The ruins of Copán is just 10 km east on highway CA-11 from the border, and we camped at a Hotel in the town Copán Ruinas, which is just next to the ruins of Copán.
The guy in the reception was worried about our tent getting wet (it is the rainy season), like many other people we have met. So he offered that we could set up our tent on a covered porch. 30 minutes later it was raining, and waiting for the rain to stop I relaxed in the hammock next to the tent (left picture). We also made lunch on our stove from Trangia (the burner from PRIMUS fits into the stove). I think we had mashed potatoes with veggies, meat and mole. Our last bag of meat from Mexico… we have not found any canned meat (or meat in sealed bags) in Guatemala or Honduras, except from tuna. Going vegetarian…?
The rain didn’t stop, but became a drizzle and we decided to visit the ruins. Though it rains, it never gets really cold, we guested that the temperature still was 20-25 degrees Celsius and humid.
Copán is one of the most important Maya cities, and during the Classic period (AD 250-900) the city at Copán Ruinas culturally dominated the region. People have been living in the Copán valley since at least 1200 BC, and graves have showed, that the Olmec’s (who also was at Teotihuacan in Mexico) had a marked influence dated to around 900-600 BC. The pyramid of the Sun at Teotihuacan was completed around 100 AD. In comparison Coliseum in Rome was complete in 80 AD.
Several kings have ruled in Copán during the years, the 15th king “Kák´Yipyaj Chan Káwiil” (also called Smoke Shell, ruled from 749-763 AD) was one of the greatest builders of Copán. He build the famous Hieroglyphic Stairway (“Escalinata de los Jeroglificos”), which immortalizes the achievements of the dynasty from its establishment until 755 AD. The stairway is the longest inscription ever discovered in the Maya lands.
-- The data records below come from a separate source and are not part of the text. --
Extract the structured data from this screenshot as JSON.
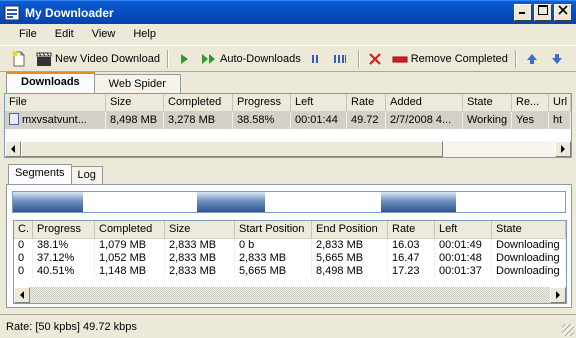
{
  "window": {
    "title": "My Downloader"
  },
  "menu": [
    "File",
    "Edit",
    "View",
    "Help"
  ],
  "toolbar": {
    "new_video_download": "New Video Download",
    "auto_downloads": "Auto-Downloads",
    "remove_completed": "Remove Completed"
  },
  "main_tabs": [
    "Downloads",
    "Web Spider"
  ],
  "downloads": {
    "headers": [
      "File",
      "Size",
      "Completed",
      "Progress",
      "Left",
      "Rate",
      "Added",
      "State",
      "Re...",
      "Url"
    ],
    "rows": [
      [
        "mxvsatvunt...",
        "8,498 MB",
        "3,278 MB",
        "38.58%",
        "00:01:44",
        "49.72",
        "2/7/2008 4...",
        "Working",
        "Yes",
        "ht"
      ]
    ]
  },
  "detail_tabs": [
    "Segments",
    "Log"
  ],
  "segments": {
    "headers": [
      "C.",
      "Progress",
      "Completed",
      "Size",
      "Start Position",
      "End Position",
      "Rate",
      "Left",
      "State"
    ],
    "rows": [
      [
        "0",
        "38.1%",
        "1,079 MB",
        "2,833 MB",
        "0 b",
        "2,833 MB",
        "16.03",
        "00:01:49",
        "Downloading"
      ],
      [
        "0",
        "37.12%",
        "1,052 MB",
        "2,833 MB",
        "2,833 MB",
        "5,665 MB",
        "16.47",
        "00:01:48",
        "Downloading"
      ],
      [
        "0",
        "40.51%",
        "1,148 MB",
        "2,833 MB",
        "5,665 MB",
        "8,498 MB",
        "17.23",
        "00:01:37",
        "Downloading"
      ]
    ],
    "progress_fractions": [
      0.381,
      0.3712,
      0.4051
    ]
  },
  "status": {
    "rate": "Rate:  [50 kpbs] 49.72 kbps"
  },
  "colors": {
    "title_bar": "#0a4fc2",
    "segment_fill": "#2f568f",
    "play_green": "#2e9a2e",
    "remove_red": "#d42020"
  }
}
Most of the inscriptions at Copán are very short relating specific ritual and dedicatory information. The exception is the Hieroglyphic Stairway that you see in the upper picture. In more than 2000 hieroglyphs on 63 steps, the test recounts much of the dynastic history, beginning with references to King “K’inich Yax K’uk’ Mo” the fonder of the dynasty.
Just walking around, up and down
Also getting some pretty cool close up pictures
The old grumpy man
Came to the east court that is known for the high relief jaguar sculptures
Getting to a viewpoint over “The Cemetery”, which was a residential area of Copán´s royal elite families and their attendants. There were over 25 buildings here. The majority of people were buried next to where they lived, as was common practice. This is maybe the reason that at true cemetery has never been found in the area of Copán.
Two places at Copán tunnels have been dug to discover earlier buildings, that has been buried underneath newer building. This was also discovered at the ruins of Teotihuacan in Mexico. The structures that you seen on our pictures is restored structures of the latest version of three older substructures on the same location.
The collapse of the civilization at Copán happen when the population grew at an unprecedented rate and Copán was no longer agriculturally self-sufficient. Skeletal remains of people who died during Copán’s final years show marked evidence of malnutrition and infectious diseases, as well as decreased life spans.
The sculls are placed on the building below
We enjoyed our visit to Copán, because it was very different from Teotihuacan in Mexico. Here in Copán you between and on the building in the middle of the jungle. The jungle including the big old trees on the buildings, gave us an insight how nature takes over and completely hides what is man made. This is the reason why ancient structures can still be discovered today after so many years. Everywhere we looked, we could see what was left of smaller buildings. Rectangular stones in piles.